Tokyo, 16 October, /AJMEDIA/
Japan is nearing a “major turning point” in setting in motion a virtuous cycle of price and wage hikes, Bank of Japan board member Asahi Noguchi said, though he added that monetary easing is still needed to achieve desirable inflation.
“For achievement of the (BOJ’s) 2 percent inflation target in a sustainable and stable fashion, nominal wage growth should clearly exceed 2 percent as an established trend,” Noguchi told business leaders in Niigata Prefecture, calling the biggest pay hikes in about three decades seen in this year’s wage negotiations a “breakthrough.”
“The biggest focus now is whether this wage hike momentum will be maintained or not,” he said.
Some BOJ board members have recently expressed more confidence in future wage growth, a critical issue in its quest to ensure stable inflation. In the most recent policy meeting in September, some members said the latter half of fiscal 2023 would be critical in determining if the inflation goal is achievable.

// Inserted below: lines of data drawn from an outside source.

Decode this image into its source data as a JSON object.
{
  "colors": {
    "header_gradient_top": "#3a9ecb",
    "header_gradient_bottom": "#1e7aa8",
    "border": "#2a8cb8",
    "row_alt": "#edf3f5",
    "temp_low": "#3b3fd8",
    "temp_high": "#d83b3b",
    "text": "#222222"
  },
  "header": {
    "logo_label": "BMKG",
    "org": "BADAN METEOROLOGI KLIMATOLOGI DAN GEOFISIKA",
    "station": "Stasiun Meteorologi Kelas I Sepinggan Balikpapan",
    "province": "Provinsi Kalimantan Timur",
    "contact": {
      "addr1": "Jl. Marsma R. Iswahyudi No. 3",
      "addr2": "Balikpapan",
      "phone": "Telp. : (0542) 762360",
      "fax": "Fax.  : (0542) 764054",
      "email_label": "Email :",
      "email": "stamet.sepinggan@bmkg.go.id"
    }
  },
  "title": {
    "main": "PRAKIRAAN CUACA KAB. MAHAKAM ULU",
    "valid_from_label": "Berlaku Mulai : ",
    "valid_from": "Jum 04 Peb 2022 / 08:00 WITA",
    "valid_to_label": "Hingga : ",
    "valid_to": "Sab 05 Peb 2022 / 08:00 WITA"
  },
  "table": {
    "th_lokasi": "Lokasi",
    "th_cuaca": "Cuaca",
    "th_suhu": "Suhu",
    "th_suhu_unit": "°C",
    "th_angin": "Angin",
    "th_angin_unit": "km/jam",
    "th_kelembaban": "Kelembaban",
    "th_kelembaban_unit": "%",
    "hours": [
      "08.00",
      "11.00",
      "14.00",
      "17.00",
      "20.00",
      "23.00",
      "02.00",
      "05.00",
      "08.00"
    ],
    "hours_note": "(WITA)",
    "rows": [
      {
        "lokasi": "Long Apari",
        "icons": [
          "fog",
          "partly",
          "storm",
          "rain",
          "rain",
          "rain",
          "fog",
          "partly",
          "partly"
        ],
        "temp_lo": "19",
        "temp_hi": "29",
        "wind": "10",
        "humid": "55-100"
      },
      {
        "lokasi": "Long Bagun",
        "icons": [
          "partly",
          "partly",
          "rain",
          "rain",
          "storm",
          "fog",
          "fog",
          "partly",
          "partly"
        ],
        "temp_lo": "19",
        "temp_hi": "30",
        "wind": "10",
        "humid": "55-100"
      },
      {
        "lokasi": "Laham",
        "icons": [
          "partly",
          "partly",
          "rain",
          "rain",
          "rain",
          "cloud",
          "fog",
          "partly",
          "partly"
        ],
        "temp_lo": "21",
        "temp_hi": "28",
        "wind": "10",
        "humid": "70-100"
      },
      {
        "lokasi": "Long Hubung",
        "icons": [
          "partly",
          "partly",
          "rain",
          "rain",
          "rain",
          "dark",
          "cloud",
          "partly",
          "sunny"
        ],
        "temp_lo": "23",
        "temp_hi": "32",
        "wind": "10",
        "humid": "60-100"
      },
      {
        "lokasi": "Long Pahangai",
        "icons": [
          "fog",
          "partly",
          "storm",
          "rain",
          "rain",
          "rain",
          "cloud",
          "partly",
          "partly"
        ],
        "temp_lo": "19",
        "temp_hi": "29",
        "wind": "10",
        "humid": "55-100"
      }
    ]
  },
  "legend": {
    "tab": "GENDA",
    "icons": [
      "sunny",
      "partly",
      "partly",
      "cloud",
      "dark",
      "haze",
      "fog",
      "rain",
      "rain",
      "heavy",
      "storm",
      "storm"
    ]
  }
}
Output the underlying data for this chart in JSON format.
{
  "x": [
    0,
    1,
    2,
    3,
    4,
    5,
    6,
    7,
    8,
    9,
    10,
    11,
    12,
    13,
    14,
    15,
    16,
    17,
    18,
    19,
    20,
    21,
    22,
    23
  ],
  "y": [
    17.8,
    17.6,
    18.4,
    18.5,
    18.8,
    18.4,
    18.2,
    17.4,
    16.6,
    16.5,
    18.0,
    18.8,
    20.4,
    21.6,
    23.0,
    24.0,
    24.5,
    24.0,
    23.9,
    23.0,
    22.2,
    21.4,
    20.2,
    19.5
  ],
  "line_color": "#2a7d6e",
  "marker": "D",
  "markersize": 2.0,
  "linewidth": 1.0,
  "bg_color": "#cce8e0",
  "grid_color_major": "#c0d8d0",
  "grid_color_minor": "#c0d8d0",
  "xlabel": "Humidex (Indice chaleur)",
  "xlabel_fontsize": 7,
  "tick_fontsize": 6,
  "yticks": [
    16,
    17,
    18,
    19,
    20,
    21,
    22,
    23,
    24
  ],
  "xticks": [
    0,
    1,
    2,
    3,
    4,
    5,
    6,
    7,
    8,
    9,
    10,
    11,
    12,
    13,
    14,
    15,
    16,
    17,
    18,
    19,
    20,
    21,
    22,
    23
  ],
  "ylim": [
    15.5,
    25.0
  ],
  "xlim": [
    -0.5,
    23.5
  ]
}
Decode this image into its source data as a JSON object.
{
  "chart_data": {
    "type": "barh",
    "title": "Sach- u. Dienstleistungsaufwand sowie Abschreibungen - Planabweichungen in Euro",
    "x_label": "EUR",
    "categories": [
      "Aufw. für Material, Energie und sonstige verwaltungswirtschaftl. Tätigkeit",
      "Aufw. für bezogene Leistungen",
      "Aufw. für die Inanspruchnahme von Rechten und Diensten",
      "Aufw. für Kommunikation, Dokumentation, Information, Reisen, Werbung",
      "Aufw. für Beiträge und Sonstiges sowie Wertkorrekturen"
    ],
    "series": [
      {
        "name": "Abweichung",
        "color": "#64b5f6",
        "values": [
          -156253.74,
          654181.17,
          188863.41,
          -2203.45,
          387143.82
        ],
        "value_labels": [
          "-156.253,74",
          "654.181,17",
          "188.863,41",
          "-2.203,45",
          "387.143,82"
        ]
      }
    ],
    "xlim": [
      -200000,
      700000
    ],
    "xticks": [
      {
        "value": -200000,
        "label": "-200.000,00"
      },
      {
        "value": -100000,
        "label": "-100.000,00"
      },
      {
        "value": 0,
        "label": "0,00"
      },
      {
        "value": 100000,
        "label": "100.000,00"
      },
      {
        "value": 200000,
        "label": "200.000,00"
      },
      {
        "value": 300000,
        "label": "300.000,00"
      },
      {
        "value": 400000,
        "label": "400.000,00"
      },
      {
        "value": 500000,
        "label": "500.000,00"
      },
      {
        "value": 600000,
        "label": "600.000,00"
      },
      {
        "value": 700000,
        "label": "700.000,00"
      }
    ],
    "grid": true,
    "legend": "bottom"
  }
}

Japan’s headline inflation has remained above 2 percent for over a year, due largely to higher costs of imported energy and raw materials. The BOJ has maintained that such cost-push inflation will ease, and ultralow rates are needed to support wage growth and the broader economy.
This year’s annual shunto negotiations between labor unions and management resulted in an average 3.58 percent pay hike.
With real wage growth in negative territory amid elevated prices, Noguchi said growth needs to turn positive, helped by the diminishing effects of rising import prices and further wage hikes.
“The BOJ’s mission for the time being is to realize such an environment as soon as possible, by continuing patiently with monetary easing,” he said.
In its outlook report due out in late October, the BOJ is considering raising its inflation outlook for fiscal 2023 to next March from the current 2.5 percent to near 3.0 percent, sources close to the matter have said.